"Gone With The Wind" received eight Academy Awards including Best Picture, Best Director and Best Actress Vivien Leigh. Listed as # 4 on AFI's Top 100 of all time.
The restoration featurette on Disc 3 pretty much explains why the recent spate of Technicolor films from Warner Bros. look so stunning: using some remarkable software, each of the three strips that make up the old Technicolor system are carefully centered to ensure there's no color hazing, soft focus, or weak color registration from frame to frame. There's also a major qualitative difference between the fuzzy picture quality of the last theatrical reissue prints, and the first DVD's early transfer.
The DVD includes the original mono mix, plus a 5.1 mix that's philosophically analyzed in the restoration featurette, with some attention to the original music stems and tweaked sound effects. (For a hoot, watch the 70mm trailer right after the featurette to get a sample of how the 1.33:1 ratio was cleaved down for the '69 theatrical re-issue.)
Starting from scratch, the new four disc set may seem like overkill to passersby, but each goodie adds another perspective to a milestone film that's been endlessly written about for decades. Rudy Behlmer's commentary track presents a broad overview of the film's production history, and his angle is unique due to his subsequent research and editing of producer David O. Selznick's personal archives that led to the book "Memo: From David O. Selznick." Overall, Behlmer's track serves as an intro to the featurettes on Discs 3 and 4, and despite occasional pauses (perhaps to breathe again), he keeps the facts flowing for nearly four hours.
For the 1988 making-of documentary on Disc 3, the producers sought out surviving associates and technicians, and had them partake in on-camera interviews (many being very frank about Selznick's bullying, Benzedrine popping, and maniacal hands-on approach). Aided by Christopher Plummer's narration, there's some recreations of pivotal with the survivors, adding a quaint texture to the doc. Actress Butterfly McQueen describes the dilemma of intelligent and gifted black actors forced to play iconic stereotypes, and there's added material on Selznick's decision to prune away the novel's more racist elements from the screenplay. Of note, too, are clips from the temporary titles from the first sneak preview, audience comments, plus an interview from an actual attendee of that fateful night.

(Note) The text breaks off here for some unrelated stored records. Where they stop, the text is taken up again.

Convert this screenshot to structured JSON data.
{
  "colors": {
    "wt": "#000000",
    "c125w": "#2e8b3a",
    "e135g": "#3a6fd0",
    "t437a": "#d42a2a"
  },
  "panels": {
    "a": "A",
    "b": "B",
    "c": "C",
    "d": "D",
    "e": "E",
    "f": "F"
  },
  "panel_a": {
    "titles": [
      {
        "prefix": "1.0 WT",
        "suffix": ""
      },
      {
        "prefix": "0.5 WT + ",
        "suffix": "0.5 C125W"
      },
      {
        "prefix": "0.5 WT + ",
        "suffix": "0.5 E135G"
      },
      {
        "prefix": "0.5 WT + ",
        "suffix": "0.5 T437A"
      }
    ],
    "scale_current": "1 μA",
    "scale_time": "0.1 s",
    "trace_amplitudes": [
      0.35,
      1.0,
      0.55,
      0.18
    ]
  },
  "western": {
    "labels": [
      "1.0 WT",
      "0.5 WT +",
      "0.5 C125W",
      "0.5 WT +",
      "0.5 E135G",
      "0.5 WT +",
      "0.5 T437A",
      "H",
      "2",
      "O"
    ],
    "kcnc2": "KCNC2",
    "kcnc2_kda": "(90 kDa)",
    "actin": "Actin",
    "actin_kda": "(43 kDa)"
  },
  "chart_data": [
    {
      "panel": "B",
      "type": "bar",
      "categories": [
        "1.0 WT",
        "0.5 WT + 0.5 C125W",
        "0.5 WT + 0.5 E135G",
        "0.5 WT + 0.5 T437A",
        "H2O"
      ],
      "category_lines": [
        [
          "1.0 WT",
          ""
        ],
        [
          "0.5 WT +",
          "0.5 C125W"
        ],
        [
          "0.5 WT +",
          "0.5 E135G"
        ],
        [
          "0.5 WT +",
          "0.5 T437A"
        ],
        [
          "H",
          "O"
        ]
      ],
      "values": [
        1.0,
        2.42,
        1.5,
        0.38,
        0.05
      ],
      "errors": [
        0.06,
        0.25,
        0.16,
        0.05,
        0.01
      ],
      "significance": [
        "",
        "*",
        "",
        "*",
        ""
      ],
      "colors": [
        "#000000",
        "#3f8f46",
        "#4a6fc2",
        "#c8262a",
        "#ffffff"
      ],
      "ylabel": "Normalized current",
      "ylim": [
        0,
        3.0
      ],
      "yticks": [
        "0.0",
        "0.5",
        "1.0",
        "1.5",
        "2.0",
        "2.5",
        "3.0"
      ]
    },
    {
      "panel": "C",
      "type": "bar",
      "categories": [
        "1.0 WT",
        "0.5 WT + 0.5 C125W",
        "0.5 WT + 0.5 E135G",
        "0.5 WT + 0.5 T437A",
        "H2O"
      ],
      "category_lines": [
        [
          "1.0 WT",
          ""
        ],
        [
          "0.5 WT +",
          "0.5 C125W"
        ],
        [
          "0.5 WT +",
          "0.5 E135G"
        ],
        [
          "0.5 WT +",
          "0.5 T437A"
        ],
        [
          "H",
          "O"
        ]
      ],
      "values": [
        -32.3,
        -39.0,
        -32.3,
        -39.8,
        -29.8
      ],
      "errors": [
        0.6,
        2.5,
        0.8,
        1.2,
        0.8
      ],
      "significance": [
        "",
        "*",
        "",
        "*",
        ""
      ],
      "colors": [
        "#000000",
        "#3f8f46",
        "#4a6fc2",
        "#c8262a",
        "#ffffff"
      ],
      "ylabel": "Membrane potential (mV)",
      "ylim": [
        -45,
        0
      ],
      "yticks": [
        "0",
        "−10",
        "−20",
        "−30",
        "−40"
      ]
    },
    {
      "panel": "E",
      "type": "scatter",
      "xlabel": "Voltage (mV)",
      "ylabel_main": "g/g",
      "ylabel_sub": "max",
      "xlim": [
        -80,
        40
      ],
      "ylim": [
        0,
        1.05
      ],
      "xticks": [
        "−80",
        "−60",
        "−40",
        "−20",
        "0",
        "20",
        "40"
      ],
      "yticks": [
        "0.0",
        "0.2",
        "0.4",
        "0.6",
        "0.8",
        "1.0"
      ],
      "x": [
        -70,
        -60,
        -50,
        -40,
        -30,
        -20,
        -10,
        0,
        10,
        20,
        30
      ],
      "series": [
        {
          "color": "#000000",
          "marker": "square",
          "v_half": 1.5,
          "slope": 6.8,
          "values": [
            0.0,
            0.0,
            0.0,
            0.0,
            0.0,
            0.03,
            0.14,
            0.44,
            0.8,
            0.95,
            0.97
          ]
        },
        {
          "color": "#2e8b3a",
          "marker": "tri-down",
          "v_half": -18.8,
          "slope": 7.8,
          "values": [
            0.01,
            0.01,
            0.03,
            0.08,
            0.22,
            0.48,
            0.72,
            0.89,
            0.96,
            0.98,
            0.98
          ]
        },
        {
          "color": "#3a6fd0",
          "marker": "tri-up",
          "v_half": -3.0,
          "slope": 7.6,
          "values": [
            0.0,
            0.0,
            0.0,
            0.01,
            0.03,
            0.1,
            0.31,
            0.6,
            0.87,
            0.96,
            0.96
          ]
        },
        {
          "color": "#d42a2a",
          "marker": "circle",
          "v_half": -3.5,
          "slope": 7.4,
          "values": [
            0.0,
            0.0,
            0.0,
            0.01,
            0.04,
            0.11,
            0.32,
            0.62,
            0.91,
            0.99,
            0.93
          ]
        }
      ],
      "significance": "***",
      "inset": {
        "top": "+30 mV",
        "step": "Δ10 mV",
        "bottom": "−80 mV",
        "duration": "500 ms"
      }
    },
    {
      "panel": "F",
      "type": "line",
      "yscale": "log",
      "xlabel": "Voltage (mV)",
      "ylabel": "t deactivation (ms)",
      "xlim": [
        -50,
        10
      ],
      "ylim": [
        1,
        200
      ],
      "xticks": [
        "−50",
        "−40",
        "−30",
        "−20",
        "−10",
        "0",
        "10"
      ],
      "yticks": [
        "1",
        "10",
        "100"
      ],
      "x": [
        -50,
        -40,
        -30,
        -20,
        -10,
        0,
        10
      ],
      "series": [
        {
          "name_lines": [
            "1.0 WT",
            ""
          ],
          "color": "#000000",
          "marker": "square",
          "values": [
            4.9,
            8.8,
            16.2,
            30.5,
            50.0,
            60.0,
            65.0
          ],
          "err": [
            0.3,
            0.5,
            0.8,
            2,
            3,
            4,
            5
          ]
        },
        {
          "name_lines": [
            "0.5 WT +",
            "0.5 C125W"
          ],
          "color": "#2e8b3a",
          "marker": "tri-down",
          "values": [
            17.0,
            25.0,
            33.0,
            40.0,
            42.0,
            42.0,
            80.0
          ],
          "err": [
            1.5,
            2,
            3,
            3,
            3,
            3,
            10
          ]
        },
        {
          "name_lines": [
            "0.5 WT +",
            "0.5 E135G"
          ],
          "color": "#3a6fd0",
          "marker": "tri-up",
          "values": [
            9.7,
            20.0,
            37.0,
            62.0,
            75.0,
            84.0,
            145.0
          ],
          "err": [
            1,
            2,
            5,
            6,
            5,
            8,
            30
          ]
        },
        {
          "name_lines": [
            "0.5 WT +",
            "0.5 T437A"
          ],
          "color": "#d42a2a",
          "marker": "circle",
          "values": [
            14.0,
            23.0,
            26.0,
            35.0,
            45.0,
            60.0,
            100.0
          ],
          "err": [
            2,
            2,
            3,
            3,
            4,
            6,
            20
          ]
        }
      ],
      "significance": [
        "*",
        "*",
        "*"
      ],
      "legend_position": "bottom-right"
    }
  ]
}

A pivotal moment during filming was Victor Fleming assuming the directorial reigns when Selznick felt George Cukor wasn't creating a sufficiently epic film. In a newly filmed interview with Olivia de Havilland on Disc 4, the graceful actress describes Fleming's uneasy transition with the actors, and in her own inimitable (albeit laboriously melodramatic) fashion, de Havilland comments on her role, costumes, and Vivien Leigh's knack for delivering a nuanced performance after a few preparatory minutes. The only qualm here is a lack of chapter indexes for the organized segments.
In a 1990 Turner documentary on Disc 3, the life of Vivien Leigh is succinctly profiled through interviews, numerous film clips (many from her rare British films from the Thirties), and some home movies. Jessica Lange plays an overly meditative hostess, and her original ad break transitions are covered up by quick lap dissolves.
More interesting is a very odd documentary on Clark Gable from 1975. Produced by Jack Haley, Jr. (producer of the original "That's Entertainment" films), the one hour piece has skinny Peter Lawford covering Gable's early career (with rare film clips, stills, and an interview with his first wife), and some candid Q&A sessions with comedian Andy Devine, director "Wild Bill" William Wellman, journalist Adela Rogers St. Johns, and a short bit with actress Yvonne De Carlo. Nasally-endowed Lawford is a tad wobbly as the show's pseudo-journalist/host, but his celebrity status lowers the guard of his subjects, and we get some intriguing firsthand character portraits.
Disc 4's collection of short supporting cast portraits are brief recaps of material already covered by historian Behlmer in his commentary track, adding stills, and film clips. Plummer's narration. Like his brief narrative intros for most of the special features, Plummer's voice lends a nice continuity to the four-disc set.
Though there's no still galleries of sketches, portraits, behind-the-scenes snapshots, or archived screen tests, the set contains vintage newsreels, and a curious short chronicling the importance of cotton in America's industrial advancement. Directed in 1940 By Fred Zinnemann (!), "The Old South" is preceded by a cautionary intro from Plummer about the obvious racial stereotypes of the period, and though not directly tied to Selznick's opus, the phrase "…gone with the wind" is repeated at the end in a not-so-subtle usage of synergic marketing.
The last goodie is a reproduction of a souvenir booklet ("purchased… for 25 cents a copy") which includes lovely illustrations, bios of the key players, and production reflections by Clark Gable and Leigh (likely doodled by the studio's fawning PR team).
A really thoughtful DVD production that belongs in any film fan's classic film library!